Copyright © 2017 Susanne Bradel et al. This is an open access article distributed under the Creative Commons Attribution License, which permits unrestricted use, distribution, and reproduction in any medium, provided the original work is properly cited.

Abstract

Conclusion. The development of a histological 3D model of the tympanic cavity visualizes the exact microanatomy of the sound conduction organ and is therefore essential for finite elements simulations and surgical training. Objectives. So far, no accurate histological 3D model of the sound conduction system existed in literature. For 3D reconstruction of the very fine structures inside and outside the auditory ossicles, a method based on histological slices allows a more differential analysis of both hard and soft tissues and could thus be superior to μCT. Method. A complete temporal bone was embedded in epoxy resin and microground in distances of about 34 μm. After photodocumentation of every plane, a 3D reconstruction was performed by using the Computer Aided Design (CAD) program Rhinoceros 5®. For comparison, a μCT of the same specimen resulted in a 3D model of the calcified structures in the middle ear.

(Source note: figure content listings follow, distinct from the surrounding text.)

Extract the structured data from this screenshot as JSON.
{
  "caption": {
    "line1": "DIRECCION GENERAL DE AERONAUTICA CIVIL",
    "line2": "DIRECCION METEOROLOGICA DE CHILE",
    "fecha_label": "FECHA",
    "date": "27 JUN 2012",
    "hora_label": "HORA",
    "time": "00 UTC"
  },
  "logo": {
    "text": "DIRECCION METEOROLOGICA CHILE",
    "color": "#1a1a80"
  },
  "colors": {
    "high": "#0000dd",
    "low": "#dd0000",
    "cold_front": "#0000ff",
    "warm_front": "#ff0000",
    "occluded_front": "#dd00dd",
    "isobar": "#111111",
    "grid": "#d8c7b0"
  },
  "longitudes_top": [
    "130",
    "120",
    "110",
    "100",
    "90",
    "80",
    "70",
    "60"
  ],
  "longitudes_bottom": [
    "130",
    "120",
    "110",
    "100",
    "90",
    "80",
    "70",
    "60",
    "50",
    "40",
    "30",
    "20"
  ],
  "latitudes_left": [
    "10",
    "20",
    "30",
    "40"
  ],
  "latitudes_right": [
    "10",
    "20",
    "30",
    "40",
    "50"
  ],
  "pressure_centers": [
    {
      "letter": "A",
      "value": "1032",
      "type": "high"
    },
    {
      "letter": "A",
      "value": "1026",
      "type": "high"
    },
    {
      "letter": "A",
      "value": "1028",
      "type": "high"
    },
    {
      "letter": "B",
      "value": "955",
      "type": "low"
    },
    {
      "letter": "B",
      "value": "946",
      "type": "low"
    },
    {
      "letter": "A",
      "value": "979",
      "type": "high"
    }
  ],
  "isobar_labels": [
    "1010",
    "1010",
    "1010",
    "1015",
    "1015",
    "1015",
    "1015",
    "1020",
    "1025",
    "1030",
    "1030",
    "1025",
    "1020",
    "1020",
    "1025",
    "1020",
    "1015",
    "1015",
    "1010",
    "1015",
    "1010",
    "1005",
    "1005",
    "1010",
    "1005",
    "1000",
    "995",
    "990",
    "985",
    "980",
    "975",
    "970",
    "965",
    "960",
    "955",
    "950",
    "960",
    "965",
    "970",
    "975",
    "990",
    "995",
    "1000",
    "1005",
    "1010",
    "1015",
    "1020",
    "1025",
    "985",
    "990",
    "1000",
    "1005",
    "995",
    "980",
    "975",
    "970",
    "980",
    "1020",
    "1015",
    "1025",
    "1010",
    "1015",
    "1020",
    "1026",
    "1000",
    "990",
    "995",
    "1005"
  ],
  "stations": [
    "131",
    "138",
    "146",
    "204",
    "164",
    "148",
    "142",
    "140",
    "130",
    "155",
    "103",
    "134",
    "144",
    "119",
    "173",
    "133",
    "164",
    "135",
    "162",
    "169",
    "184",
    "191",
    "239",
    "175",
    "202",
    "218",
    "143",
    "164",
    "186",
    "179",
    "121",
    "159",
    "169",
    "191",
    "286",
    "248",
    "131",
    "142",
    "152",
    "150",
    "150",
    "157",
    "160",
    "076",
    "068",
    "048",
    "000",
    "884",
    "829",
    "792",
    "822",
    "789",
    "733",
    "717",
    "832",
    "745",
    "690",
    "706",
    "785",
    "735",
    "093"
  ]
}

Results. The histological 3D model gives an excellent overview to all anatomical soft and bony tissues of the human auditory ossicles. Specifically the fine blood vessel system and the exact dimension of cartilage areas inside the ossicles can be illustrated much more precisely than with μCT data. The present technique also allows the evaluation of the fine connecting ligaments inside the tympanic cavity.